On many occasions now in our era of time, it is customary to open the freezer, remove a waffle or two and pop them into a toaster – resulting in a half excuse compared to a waffle from an old waffle iron.

At least once a week my mother would remove the old round waffle iron from the old cupboard, wipe it off and set it on the kitchen table ready to prepare an attractive brown waffle.

Due to the numerous other tasks in preparing any meal, Mom usually had to toil a few hours in food preparation at least twice a day. Breakfast and supper were those two meals.

“Men work sun to sun, a woman’s work is never done,” was the saying she quoted at least once a week. Now both are much shorter, except in farming.

Metal expertise. Waffle and wafer irons are quite unique, and collectors of early and more recent cooking utensils are often quite interested. The attractive part of these devices is the incised designs and unusual grid patterns. Of all the kitchen cooking apparatus, these entailed metalcraft expertise.

These irons comprised two-wrought iron plates hinged on one side. The opposite side had handles projecting well beyond the plates, thereby protecting the fingers from the hot iron plates.

Early types were two plates only to set over the coal stove surface. Later types were electrified. These two plates also added weight, which assisted in holding the batter in place.

Wafer plates were sometimes different due to their incised patterns which were used to bake communion wafers for Catholic services.

During the Renaissance, blacksmiths began making wafer irons with non-religious designs – hunting, rural and familiar daily life scenes. This secular trend influenced other skilled metal workers to create stamps for sealing messages and other important items bearing their crest or names.

Chaucer’s wafers. The inventor of wafer irons is unknown, however, in “The Canterbury Tales,” where Chaucer wrote: “wafers pipying hoot out of the gleede.” For centuries thereafter, popularity of wafers grew for all to enjoy snacks or dessert, especially for special occasions.

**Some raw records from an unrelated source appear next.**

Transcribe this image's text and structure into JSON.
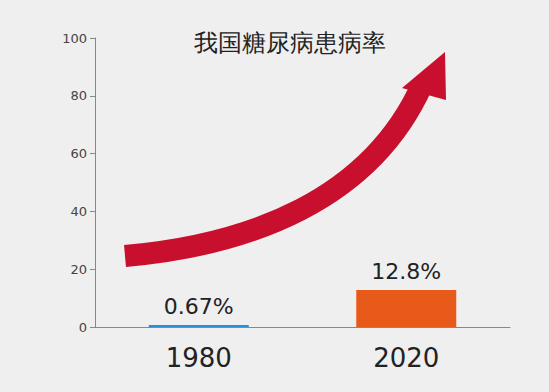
{
  "chart_data": {
    "type": "bar",
    "title": "我国糖尿病患病率",
    "categories": [
      "1980",
      "2020"
    ],
    "values": [
      0.67,
      12.8
    ],
    "value_labels": [
      "0.67%",
      "12.8%"
    ],
    "colors": [
      "#2b8fd8",
      "#e85a1a"
    ],
    "ylim": [
      0,
      100
    ],
    "yticks": [
      0,
      20,
      40,
      60,
      80,
      100
    ],
    "grid": false,
    "data_labels": true
  }
}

Due to the excellent craftsmanship in making the fancy wafer irons, these wares became prized possessions of the well-to-do when serving “cialdoni,” an ornamental Italian pastry.

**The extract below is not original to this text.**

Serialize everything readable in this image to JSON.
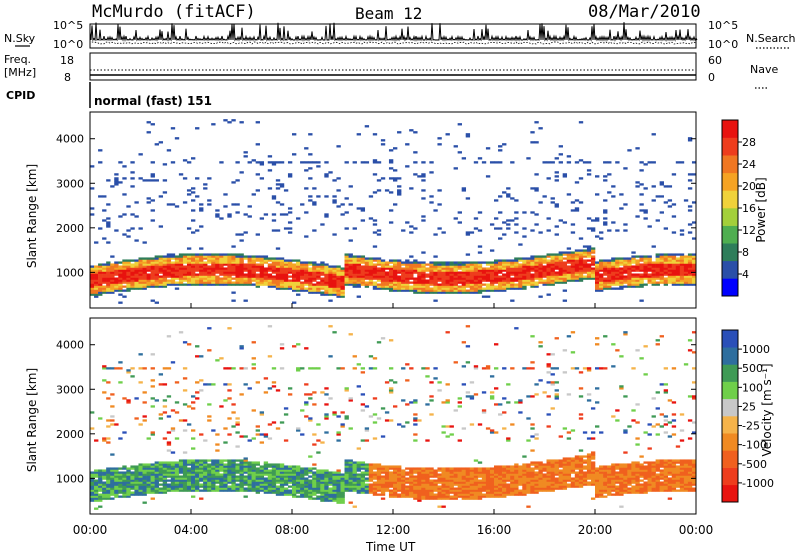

This specialty became associated with the Sunday before Lent. The custom “going a Mothering” on that day was when young ladies cooked “cialdons” and presented them to their mothers.

Waffle vs. wafer. Another event lost in time is when waffle irons appeared. Undoubtedly, they were a variation of the wafer iron. The suggestion is that to lower the cost of grid making by simplifying it to a more plain design, a craftsman wished to improve his economic situation.

This may have proved true then as it does now – the general public could enjoy thick, tasty and crisp cakes. Waffle recipes are of a looser batter than the wafer, therefore filling in the deeper cuts in the cast iron plates.

When our pioneers came over to the New World, records indicate waffle and wafer irons were part of their possessions. Since then, waffles have been part of our cuisine. Throughout our history waffle breakfasts and supper have been enjoyed regularly.

Regional cuisine. Southern recipes included rice, cornmeal, sweet potatoes and pecans in waffle batter. Chicken and waffles were – and still may be – a meal for Pennsylvania Germans.

Around the District of Columbia, waffles made of regular batter were topped with chicken or turkey hash or served with broiled ham or chicken in a gravy.

New Englanders preferred molasses, maple syrup or salt-pork gravy, or waffles topped with fresh berries or prepared fruit.

Special pattern irons were often used for festivities. These irons had designs of hex signs, flowers, animals or symmetrical.